Justice Valihura dissented, arguing that the holding “invites factual inquiries that defeat the purpose of what should be more of a bright line and narrower pathway for pleading-stage dismissals in this context.”  The majority acknowledged that the rule “may give rise to close cases,” but concluded that the Court of Chancery is expert in the adjudication of corporate law cases, and could be trusted to apply the standard appropriately.

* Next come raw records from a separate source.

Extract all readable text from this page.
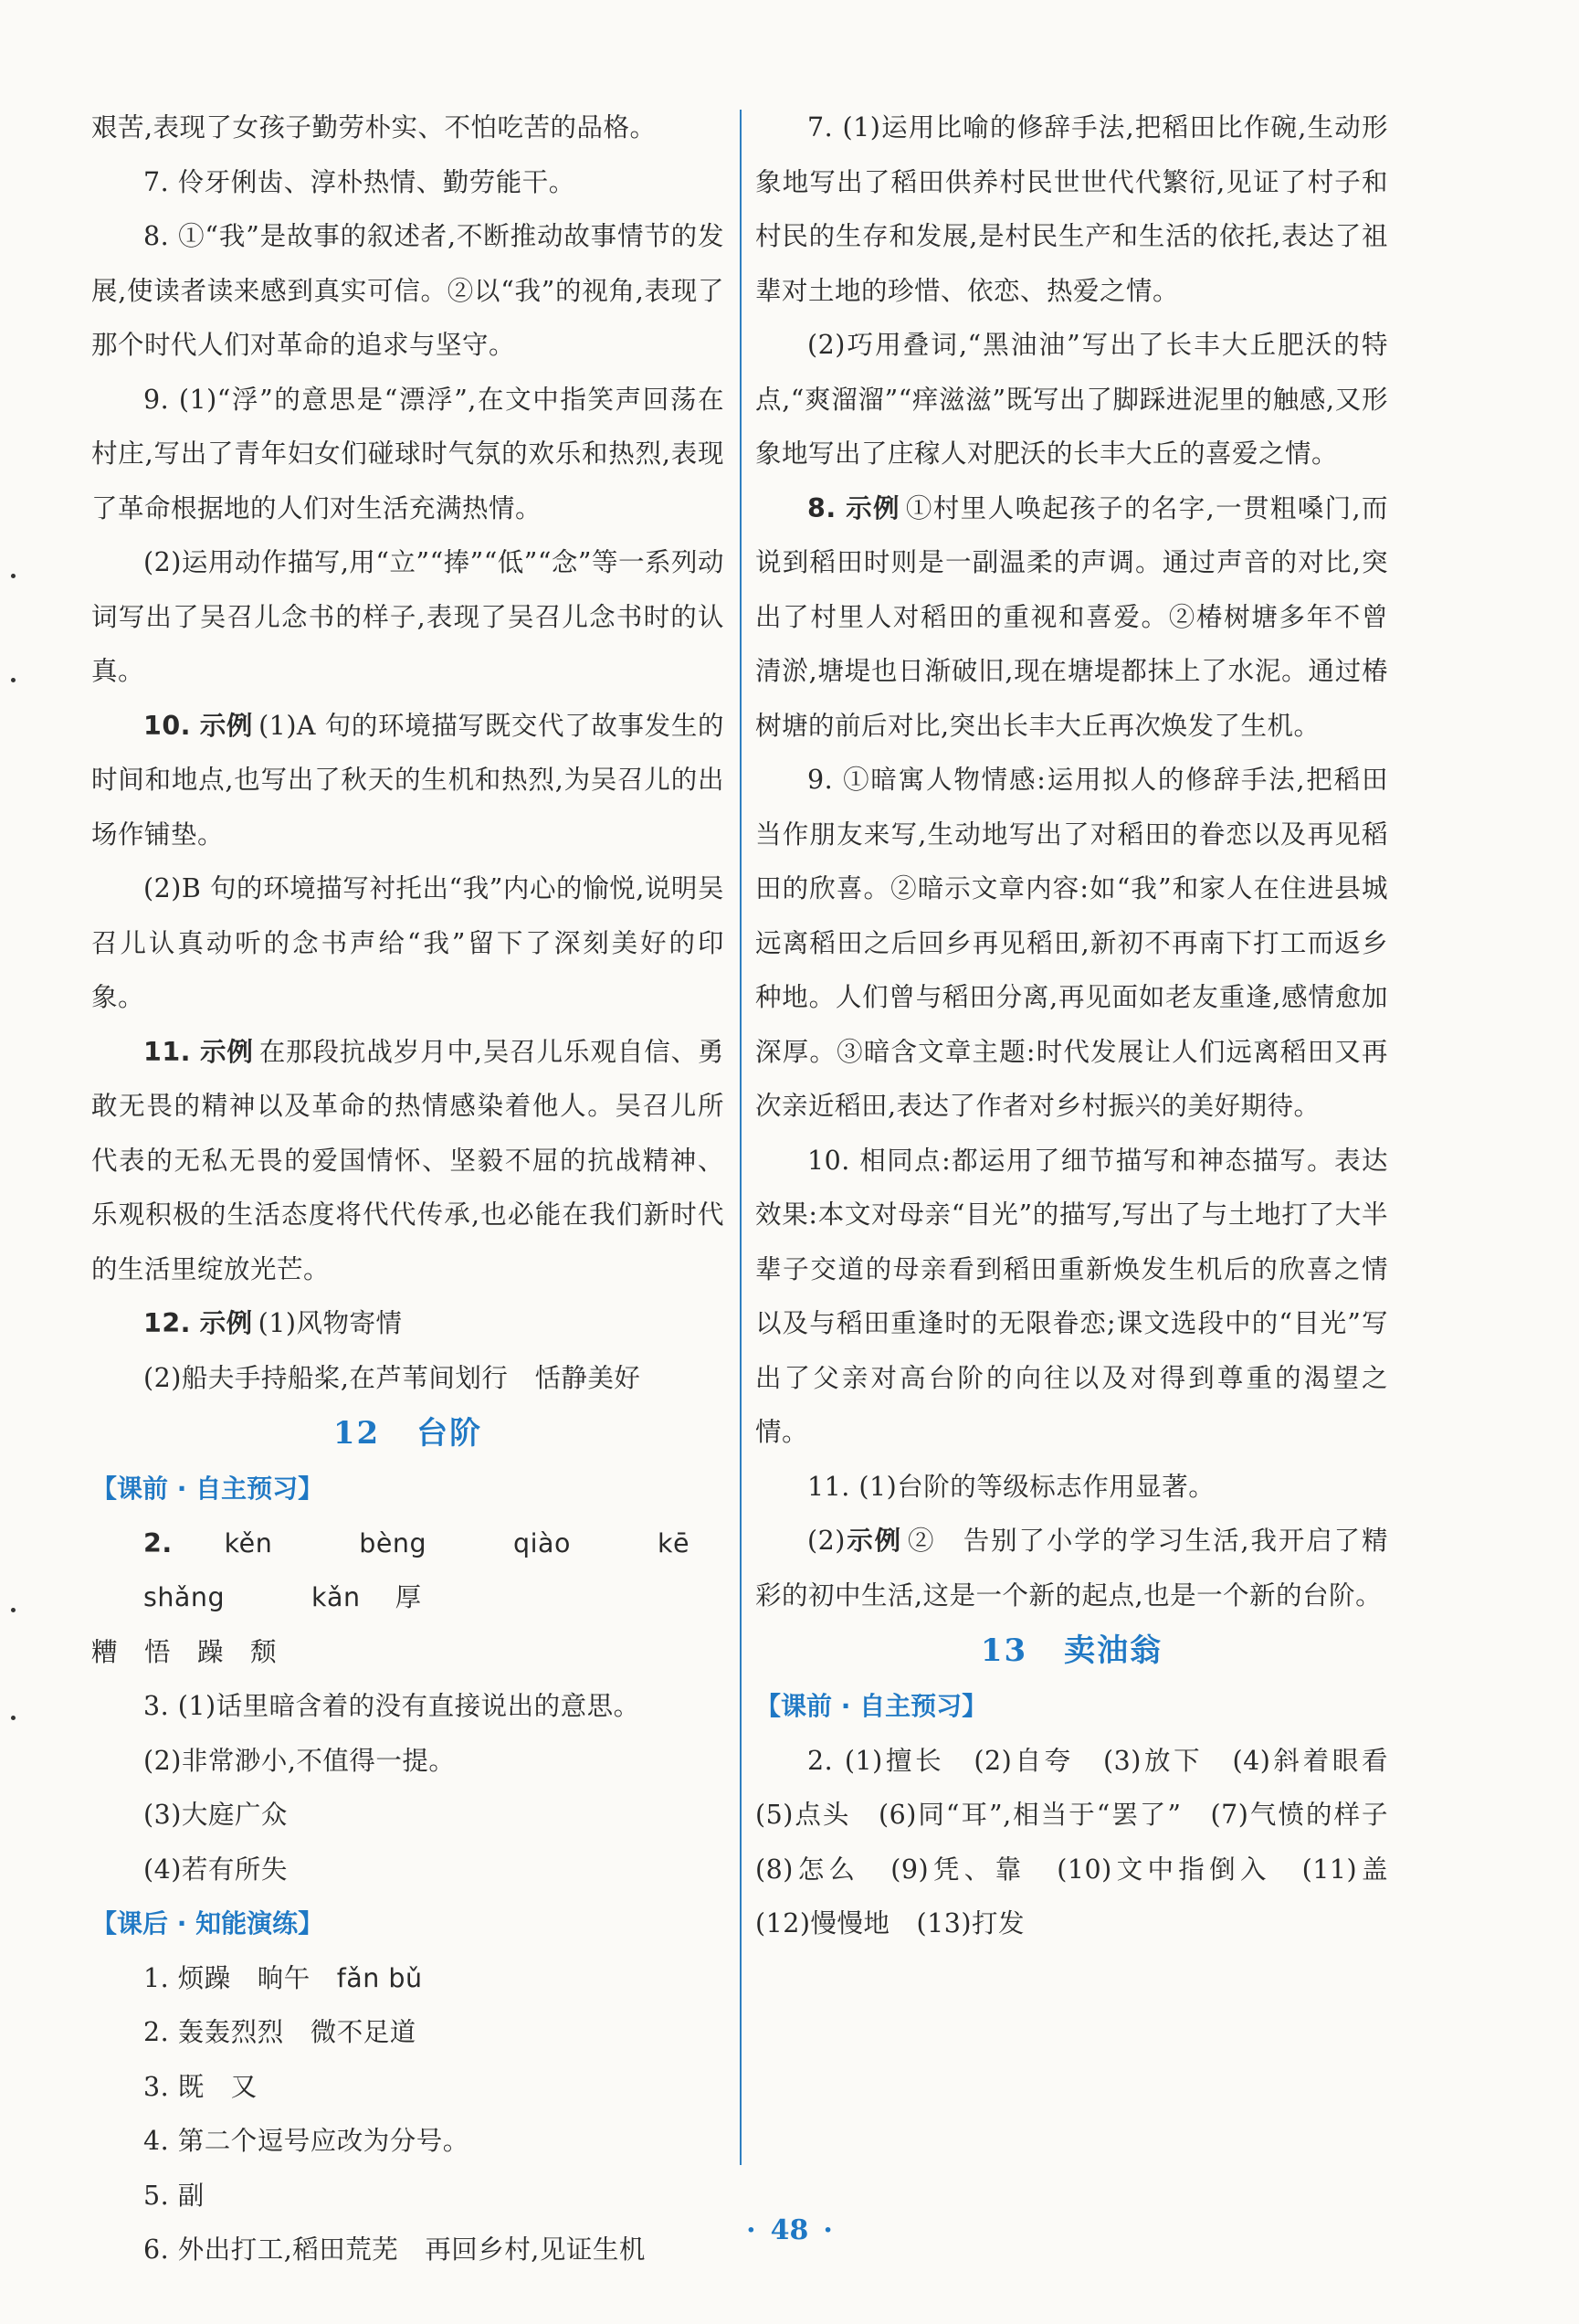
艰苦,表现了女孩子勤劳朴实、不怕吃苦的品格。

7. 伶牙俐齿、淳朴热情、勤劳能干。

8. ①“我”是故事的叙述者,不断推动故事情节的发展,使读者读来感到真实可信。②以“我”的视角,表现了那个时代人们对革命的追求与坚守。

9. (1)“浮”的意思是“漂浮”,在文中指笑声回荡在村庄,写出了青年妇女们碰球时气氛的欢乐和热烈,表现了革命根据地的人们对生活充满热情。

(2)运用动作描写,用“立”“捧”“低”“念”等一系列动词写出了吴召儿念书的样子,表现了吴召儿念书时的认真。

10. 示例 (1)A 句的环境描写既交代了故事发生的时间和地点,也写出了秋天的生机和热烈,为吴召儿的出场作铺垫。

(2)B 句的环境描写衬托出“我”内心的愉悦,说明吴召儿认真动听的念书声给“我”留下了深刻美好的印象。

11. 示例 在那段抗战岁月中,吴召儿乐观自信、勇敢无畏的精神以及革命的热情感染着他人。吴召儿所代表的无私无畏的爱国情怀、坚毅不屈的抗战精神、乐观积极的生活态度将代代传承,也必能在我们新时代的生活里绽放光芒。

12. 示例 (1)风物寄情

(2)船夫手持船桨,在芦苇间划行　恬静美好

12 台阶
【课前 · 自主预习】

2. kěn	bèng	qiào	kēshǎng	kǎn 厚

糟　悟　躁　颓

3. (1)话里暗含着的没有直接说出的意思。

(2)非常渺小,不值得一提。

(3)大庭广众

(4)若有所失

【课后 · 知能演练】

1. 烦躁　晌午　fǎn bǔ

2. 轰轰烈烈　微不足道

3. 既　又

4. 第二个逗号应改为分号。

5. 副

6. 外出打工,稻田荒芜　再回乡村,见证生机

7. (1)运用比喻的修辞手法,把稻田比作碗,生动形象地写出了稻田供养村民世世代代繁衍,见证了村子和村民的生存和发展,是村民生产和生活的依托,表达了祖辈对土地的珍惜、依恋、热爱之情。

(2)巧用叠词,“黑油油”写出了长丰大丘肥沃的特点,“爽溜溜”“痒滋滋”既写出了脚踩进泥里的触感,又形象地写出了庄稼人对肥沃的长丰大丘的喜爱之情。

8. 示例 ①村里人唤起孩子的名字,一贯粗嗓门,而说到稻田时则是一副温柔的声调。通过声音的对比,突出了村里人对稻田的重视和喜爱。②椿树塘多年不曾清淤,塘堤也日渐破旧,现在塘堤都抹上了水泥。通过椿树塘的前后对比,突出长丰大丘再次焕发了生机。

9. ①暗寓人物情感:运用拟人的修辞手法,把稻田当作朋友来写,生动地写出了对稻田的眷恋以及再见稻田的欣喜。②暗示文章内容:如“我”和家人在住进县城远离稻田之后回乡再见稻田,新初不再南下打工而返乡种地。人们曾与稻田分离,再见面如老友重逢,感情愈加深厚。③暗含文章主题:时代发展让人们远离稻田又再次亲近稻田,表达了作者对乡村振兴的美好期待。

10. 相同点:都运用了细节描写和神态描写。表达效果:本文对母亲“目光”的描写,写出了与土地打了大半辈子交道的母亲看到稻田重新焕发生机后的欣喜之情以及与稻田重逢时的无限眷恋;课文选段中的“目光”写出了父亲对高台阶的向往以及对得到尊重的渴望之情。

11. (1)台阶的等级标志作用显著。

(2)示例 ②　告别了小学的学习生活,我开启了精彩的初中生活,这是一个新的起点,也是一个新的台阶。

13 卖油翁
【课前 · 自主预习】

2. (1)擅长　(2)自夸　(3)放下　(4)斜着眼看　(5)点头　(6)同“耳”,相当于“罢了”　(7)气愤的样子　(8)怎么　(9)凭、靠　(10)文中指倒入　(11)盖　(12)慢慢地　(13)打发

· 48 ·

The Delaware Supreme Court’s important decision in Synutra provides further protection for controlling stockholder transactions that are structured to comply with MFW, even if for whatever reason the controlling stockholder’s initial proposal does not explicitly contain the MFW conditions.  The court cautioned, however, that its holding should not be read as an invitation to wait until a deal is negotiated before making a formal “first offer” with the MFW conditions – rather, the touchstone of a court’s analysis will be whether there was any “economic horse trading” before the conditions were put in place.

[1]  Cleary Gottlieb Steen & Hamilton represented Synutra’s special committee in obtaining dismissal of Plaintiff’s claims in the Delaware Court of Chancery and successfully argued the appeal before the Delaware Supreme Court on behalf of all defendants.

[2]  128 A.3d 992 (Del. 2015) (TABLE).